Zaman zaman neyin yapılmayacağı öğrenildiği gibi, sırası gelince neyin nasıl
yapılacağı da öğrenilmeli ve kararlara örnek olmalıdır.
Ülkemiz ve devletimiz için son yılların
en önemli dış politika tartışmalarından biri Kıbrıs konusudur. Birkaç gün önce
bu konuda yapılacak bir anlaşma yönteminin ilk adımları atılmıştır. Şimdi
tartışılan bu bir “ver - kurtul”
anlaşması mıdır yoksa “uzlaş -önün açılsın”
anlaşması mı olacaktır?
Önce Türkiye Cumhuriyeti tarihine bakalım.
Ülkemiz 1919-1922 yılları arasında üç yıl
nerdeyse tüm dünya devletlerinin güçlerine karşı verdiği bir Kurtuluş Savaşı ile
egemenliğine sahip olmuştur. Bu savaşın son aşamasını hatırlayalım. Güçlerimiz
İzmir’de Ege kıyılarına ve Bursa/Balıkesir’de Marmara kıyılarına vardıktan
sonra Trakya ve Istanbul’a geçmeyerek durmuştur.

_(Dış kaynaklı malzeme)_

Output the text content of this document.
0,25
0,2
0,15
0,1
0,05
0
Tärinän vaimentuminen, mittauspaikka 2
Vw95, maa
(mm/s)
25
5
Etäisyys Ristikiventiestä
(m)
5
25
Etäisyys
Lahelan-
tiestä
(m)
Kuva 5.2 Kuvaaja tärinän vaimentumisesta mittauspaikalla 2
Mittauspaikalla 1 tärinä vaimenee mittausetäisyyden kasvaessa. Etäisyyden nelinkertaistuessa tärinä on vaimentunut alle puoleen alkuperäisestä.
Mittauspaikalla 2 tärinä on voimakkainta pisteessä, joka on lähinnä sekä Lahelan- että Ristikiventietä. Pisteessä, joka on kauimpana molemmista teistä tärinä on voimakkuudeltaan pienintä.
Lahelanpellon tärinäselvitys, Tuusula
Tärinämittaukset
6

Bu askeri taktik aynı zamanda akıllıca bir
hamleyi de oluşturmaktaydı. Halkının son
maddi gücünü kullanarak zaferi kazanan bir ordunun ancak bir olasılıkla silah gücüyle
kazanabileceği toprakların alınmasının kısa bir süre sonra yapılacak barış
anlaşması dönemine bırakılması tercih edilmiştir.
Türkiye Cumhuriyeti Devleti’nin kurucu
anlaşması Lausanne’da imzalanmıştır. Bu anlaşmada da aynı taktik, bu defa
anlaşma masasında izlenmiştir. Aylar süren görüşmeler sonunda Musul/Kerkük
terkedilmiştir. Fakat bir devletin varlığını sürdürebilmesi için gerekli ve toprak kazanımından çok daha önemli konularda
istenen sonuca varılmıştır.
Biraz daha yakın tarihe gelelim. İkinci dünya
Savaşı’nın son günlerinde savaşa girilmiştir. Bu savaşa giriş kağıt
üzerindedir. Daha önce her iki tarafın da baskılarına dayanarak savaşa girmeyen Türkiye,
savaşı kimin kazanacağı belli olduktan sonra da bu konuda adım atmamıştır. Bugün
bile bu hareketi doğru bulmayan bir kesim vardır. Derler ki o yıllarda savaşa
girilseydi Ege Denizinde on iki adaya sahip olabilirdik. Karşılığında neleri
kaybedebileceğimiz üzerinde yazmak kehanete gireceği için daha ileri gitmiyorum.
İkinci Dünya Savaşı sonrasında
ülkemizin ekonomik zayıflığı ve mevcut silahların eskiliği düşünülürse alınan
karar her haliyle doğrudur. Bugün, seksen yıldır barış içinde yaşayan nadir
ülkelerden biri olmamızı bu karara borçluyuz.
Bunlar Türkiye Cumhuriyeti tarihinden
birkaç örnek. Gelelim Dünya tarihinin yakın yıllarına.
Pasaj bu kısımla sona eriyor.